Chip RFID, czyli radio-frequency identification, to metoda przesyłania
danych za pomocą fal radiowych, umożliwiających odczyt oraz zapis.
Miniaturowy nadajnik jest wielkości kilku ziarenek ryżu i można na nim
zapisać dowolne informacje, takie jak na przykład: dane personalne,
numery identyfikacyjne, dostęp do bankowości. Po podskórne chipy
instalowane między kciukiem i palcem sięga coraz więcej osób.
Chip RFID działa bezdotykowo, reagując podobnie jak karta paypass - czytniki są w stanie wykryć sygnał z bliskiej odległości i dzięki niemu możliwe jest na przykład:
- dokonanie płatności
- skorzystanie z komunikacji miejskiej
- otwieranie drzwi biura, czy domu
Chip,
jak informują dystrybutorzy, jest bezpieczny zarówno dla zdrowia, jak i
bezpieczeństwa danych, ponieważ jest tylko nośnikiem, który nie daje
dostępu do przechowywanych informacji innym urządzeniom. Koszt chipa
oscyluje wokół 180 dolarów, co daje kwotę około 680 złotych.
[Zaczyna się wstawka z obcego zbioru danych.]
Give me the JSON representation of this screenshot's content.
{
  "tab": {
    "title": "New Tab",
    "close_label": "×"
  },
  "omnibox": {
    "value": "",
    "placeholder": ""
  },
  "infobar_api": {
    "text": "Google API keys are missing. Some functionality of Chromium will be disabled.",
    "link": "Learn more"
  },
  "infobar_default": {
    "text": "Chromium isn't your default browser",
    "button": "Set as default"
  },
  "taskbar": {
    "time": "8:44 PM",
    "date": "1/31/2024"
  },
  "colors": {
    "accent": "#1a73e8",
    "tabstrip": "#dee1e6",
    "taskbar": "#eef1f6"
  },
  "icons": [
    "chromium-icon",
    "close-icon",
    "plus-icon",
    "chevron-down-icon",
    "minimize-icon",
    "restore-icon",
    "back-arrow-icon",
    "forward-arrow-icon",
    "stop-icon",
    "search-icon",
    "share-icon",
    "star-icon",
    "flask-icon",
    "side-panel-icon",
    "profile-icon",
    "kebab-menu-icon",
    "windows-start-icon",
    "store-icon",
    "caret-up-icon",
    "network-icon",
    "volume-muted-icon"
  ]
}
Chipowanie pracowników w krajach Europy
Chip w ręce. Spełnia się biblijna Apokalipsa?
Jak
informuje portal innpoland.pl rośnie liczba decydujących się na
korzystanie z podskórnych chipów w takich krajach jak np. Szwecja -
obecnie korzysta z nich ponad 4 tys. Szwedów, a ta liczba powiększa się z
dnia na dzień.
Jak wygląda sytuacja w Wielkiej Brytanii? "The Guardian" podaje, że
firma BioTeq zainstalowała już 150 urządzeń w UK. Choć chipy mogą
poprawić bezpieczeństwo w firmach, to proces chipowania to kolejne
narzędzie, które zwiększa możliwości kontroli kosztem prywatności.
Chipowanie
zapewniłoby pracodawcom jeszcze większą władzę i kontrolę nad swoimi
pracownikami. Występują oczywiste ryzyka, pracodawcy nie mogą odkładać
ich na bok i wywierać presji na personel - mówi sekretarz generalna TUC,
Frances O' Grady, głównego związku zawodowego w Wielkiej Brytanii.
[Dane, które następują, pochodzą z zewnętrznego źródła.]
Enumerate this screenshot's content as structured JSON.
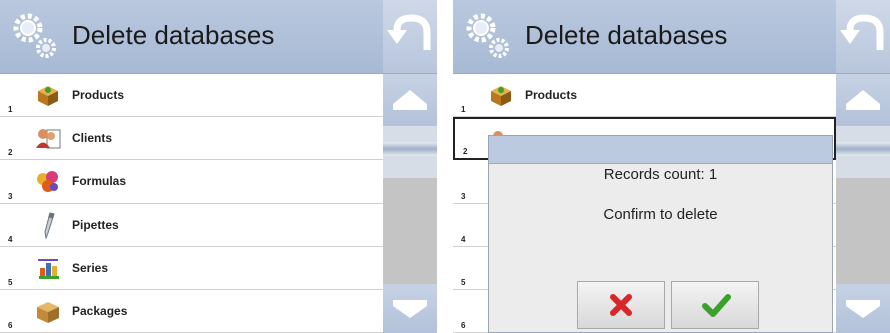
{
  "screens": [
    {
      "title": "Delete databases",
      "items": [
        {
          "num": "1",
          "label": "Products",
          "icon": "box-icon"
        },
        {
          "num": "2",
          "label": "Clients",
          "icon": "clients-icon"
        },
        {
          "num": "3",
          "label": "Formulas",
          "icon": "formulas-icon"
        },
        {
          "num": "4",
          "label": "Pipettes",
          "icon": "pipette-icon"
        },
        {
          "num": "5",
          "label": "Series",
          "icon": "series-icon"
        },
        {
          "num": "6",
          "label": "Packages",
          "icon": "package-icon"
        }
      ]
    },
    {
      "title": "Delete databases",
      "items": [
        {
          "num": "1",
          "label": "Products",
          "icon": "box-icon"
        },
        {
          "num": "2",
          "label": "",
          "icon": "clients-icon"
        },
        {
          "num": "3",
          "label": "",
          "icon": ""
        },
        {
          "num": "4",
          "label": "",
          "icon": ""
        },
        {
          "num": "5",
          "label": "",
          "icon": ""
        },
        {
          "num": "6",
          "label": "",
          "icon": ""
        }
      ],
      "dialog": {
        "records_text": "Records count: 1",
        "confirm_text": "Confirm to delete",
        "cancel_icon": "cross-icon",
        "confirm_icon": "checkmark-icon"
      }
    }
  ],
  "colors": {
    "header": "#b3c3dc",
    "cancel": "#d8262a",
    "confirm": "#3aa12a"
  }
}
Sytuacja związana z chipowaniem postrzegana jest jak początek spełniania się wizji biblijnej z Apokalipsy św. Jana,
gdzie przeczytamy o "znamiennej bestii", którą "ludzie będą nosić na
prawej ręce lub czole". Czyżby spełniała się na naszych oczach?
I sprawia [tj. Bestia], że wszyscy mali i wielcy, bogaci i biedni, wolni i niewolnicy otrzymają znamię na prawą rękę lub na czoło i że nikt nie może kupić ni sprzedać, kto nie ma znamienia – imienia Bestii lub liczby jej imienia. Tu jest [potrzebna] mądrość. Kto ma rozum, niech liczbę Bestii przeliczy: liczba to bowiem człowieka. A liczba jego: sześćset sześćdziesiąt sześć.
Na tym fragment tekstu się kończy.